Mi gioco subito la simpatia di molti: credo che l’indipendentismo radicale, quello, per capirci, che rifiuta la lingua italiana perché imposta dai dominatori, sia anacronistico ed incapace di attrarre un vasto consenso tra il Popolo sardo. Abbiamo alle spalle oltre un secolo e mezzo di Unità d’Italia, che diventano quasi tre secoli se consideriamo la gravitazione della Sardegna in orbita sabauda. E’ indubbio che Torino prima e Roma dopo abbiano avuto spesso un atteggiamento matrigno nei confronti dell’isola, ma ciò non toglie che i sardi siano stati protagonisti di questa epoca storica, anche se non sempre il loro apporto è stato adeguatamente riconosciuto dallo Stato centrale. Resta il fatto che rinnegare gli ultimi tre secoli significa rinnegare anche la storia dei sardi che hanno versato il sangue per il Regno di Sardegna prima e per quello (poi diventato Repubblica) d’Italia poi. L’italianità dei sardi, anche se con radici meno profonde della sardità, è comunque un dato acquisito di cui necessita tenere conto.
Detto questo, per porre le basi di una Rinascita sarda che non sia, come in passato è stato, argomento utile esclusivamente ad essere strumentalizzato ai fini del consenso da qualche rampante politico, è necessario risolvere una volta per tutte l’anomalia di un popolo che ha un fortissimo senso identitario, basato su molteplici e granitici simboli e valori culturali, ma al quale non viene riconosciuto il conseguente status di nazione. Il riconoscimento di una nazionalità altra, rispetto a quella coincidente con l’entità statale di cui si fa parte, non comporta necessariamente il decadimento di quest’ultima. Ne siano prova gli esperimenti autonomisti spagnoli della Catalogna, Navarra e Paesi Baschi, quelli britannici di Scozia e Galles e, sia pure senza un riconoscimento ufficiale della doppia nazionalità, quello francese della Corsica.

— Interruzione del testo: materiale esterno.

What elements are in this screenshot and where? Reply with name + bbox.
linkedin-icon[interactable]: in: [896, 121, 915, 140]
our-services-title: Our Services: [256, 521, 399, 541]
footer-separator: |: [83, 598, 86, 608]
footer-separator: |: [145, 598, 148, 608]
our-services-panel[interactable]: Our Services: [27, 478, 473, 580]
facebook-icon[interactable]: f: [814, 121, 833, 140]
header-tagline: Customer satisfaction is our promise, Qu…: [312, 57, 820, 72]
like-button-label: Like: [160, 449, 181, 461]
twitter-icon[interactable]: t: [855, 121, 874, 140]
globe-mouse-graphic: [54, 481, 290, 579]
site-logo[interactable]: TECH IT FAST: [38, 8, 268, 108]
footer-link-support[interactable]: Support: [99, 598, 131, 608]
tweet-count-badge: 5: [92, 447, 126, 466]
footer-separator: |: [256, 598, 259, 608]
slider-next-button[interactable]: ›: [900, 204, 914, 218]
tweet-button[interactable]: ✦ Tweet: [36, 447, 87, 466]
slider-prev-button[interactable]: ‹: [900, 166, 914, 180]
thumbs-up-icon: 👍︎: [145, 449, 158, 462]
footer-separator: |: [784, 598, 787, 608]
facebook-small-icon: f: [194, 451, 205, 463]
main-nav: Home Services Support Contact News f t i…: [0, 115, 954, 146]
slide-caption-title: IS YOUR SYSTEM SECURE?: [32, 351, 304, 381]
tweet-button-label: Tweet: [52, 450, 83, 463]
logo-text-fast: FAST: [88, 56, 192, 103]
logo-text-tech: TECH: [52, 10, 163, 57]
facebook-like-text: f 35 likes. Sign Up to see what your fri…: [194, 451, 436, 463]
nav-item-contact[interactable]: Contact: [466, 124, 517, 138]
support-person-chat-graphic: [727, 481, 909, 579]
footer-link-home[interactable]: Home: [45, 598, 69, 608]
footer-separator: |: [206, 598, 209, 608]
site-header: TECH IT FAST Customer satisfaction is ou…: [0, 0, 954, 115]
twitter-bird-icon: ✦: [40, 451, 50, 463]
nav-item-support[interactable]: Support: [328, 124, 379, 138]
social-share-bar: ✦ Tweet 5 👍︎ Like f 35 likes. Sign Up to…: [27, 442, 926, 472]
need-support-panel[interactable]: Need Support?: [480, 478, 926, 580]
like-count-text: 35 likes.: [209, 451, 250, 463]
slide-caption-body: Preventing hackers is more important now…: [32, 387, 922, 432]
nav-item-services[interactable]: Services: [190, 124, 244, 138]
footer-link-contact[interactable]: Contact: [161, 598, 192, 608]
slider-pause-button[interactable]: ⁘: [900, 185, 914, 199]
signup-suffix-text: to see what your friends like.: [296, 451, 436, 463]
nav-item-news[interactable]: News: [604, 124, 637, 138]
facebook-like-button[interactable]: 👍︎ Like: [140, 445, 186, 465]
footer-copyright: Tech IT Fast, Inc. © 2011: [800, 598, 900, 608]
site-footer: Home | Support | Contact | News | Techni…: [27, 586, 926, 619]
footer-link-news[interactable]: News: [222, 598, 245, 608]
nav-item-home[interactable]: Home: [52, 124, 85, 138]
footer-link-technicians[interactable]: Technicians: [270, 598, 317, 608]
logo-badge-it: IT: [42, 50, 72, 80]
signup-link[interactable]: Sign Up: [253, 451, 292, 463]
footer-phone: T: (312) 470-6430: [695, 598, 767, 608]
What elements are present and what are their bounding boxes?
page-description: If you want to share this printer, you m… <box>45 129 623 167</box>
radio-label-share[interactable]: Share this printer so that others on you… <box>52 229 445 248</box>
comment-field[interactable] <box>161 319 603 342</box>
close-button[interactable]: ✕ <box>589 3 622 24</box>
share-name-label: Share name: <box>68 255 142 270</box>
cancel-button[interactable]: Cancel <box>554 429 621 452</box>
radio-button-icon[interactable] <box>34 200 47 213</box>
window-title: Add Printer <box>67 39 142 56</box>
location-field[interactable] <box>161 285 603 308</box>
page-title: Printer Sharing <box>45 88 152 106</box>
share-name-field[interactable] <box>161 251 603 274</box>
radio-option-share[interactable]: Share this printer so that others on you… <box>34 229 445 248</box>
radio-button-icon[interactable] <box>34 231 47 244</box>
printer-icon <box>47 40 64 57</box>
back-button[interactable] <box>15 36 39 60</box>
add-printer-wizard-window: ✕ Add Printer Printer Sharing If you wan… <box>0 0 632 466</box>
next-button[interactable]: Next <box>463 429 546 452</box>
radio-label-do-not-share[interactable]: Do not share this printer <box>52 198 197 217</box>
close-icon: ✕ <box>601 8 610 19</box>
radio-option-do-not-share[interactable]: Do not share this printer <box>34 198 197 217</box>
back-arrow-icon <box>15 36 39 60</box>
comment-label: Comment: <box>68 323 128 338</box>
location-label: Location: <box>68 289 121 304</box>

L’unica strada percorribile è mettersi sulla scia delle suddette esperienze, per altro ancora in una fase evolutiva, appellandosi, se necessario, all’Unione Europea in tema di autodeterminazione dei popoli, evitando al contempo sterili revanscismi e mistificate equazioni sulla linea del sardo: bene =italiano: male. Una Nazione, oltre a condividere cultura e storia, deve avere coscienza di esse e in questo senso il lavoro è da fare con i sardi, piuttosto che con lo stato centrale. Occorre ripartire dalle lingue, evitando di accademizzarle e ricordandosi sempre della loro forte connotazione orale che le ha rese così aperte ad un’infinità di varianti; farne veicolo di conoscenza del ricchissimo patrimonio storico e culturale, colpevolmente omesso dalla storia nazionale ed evocato perlopiù in forma caricaturale; offrirlo ai bambini e ai ragazzi non come un supplemento di dottrina, ma dalla viva voce di chi ne ha mantenuto la memoria, nelle forme stesse in cui è stata mantenuta la memoria.
Per costruire una rappresentanza politica che si faccia portavoce di queste istanze bisogna oltrepassare la forma partito, che storicamente si è dimostrata incapace di trovare una sintesi condivisa e soggetta a un parossismo entropico. La ricostruzione culturale, prima ancora che sociale,politica ed economica, della Nazione sarda deve essere conditio sine qua non per chiunque ambisca a rappresentare la Sardegna nelle Istituzioni. L’attuale Statuto speciale, per quanto limitato, offre margini di manovra per un’evoluzione in senso nazionale dell’autonomia. Sta ai sardi trovare la giusta via, evitando oziose contrapposizioni con lo stato centrale e coltivando uno spirito proficuamente collaborativo con Roma e con la Comunità Europea.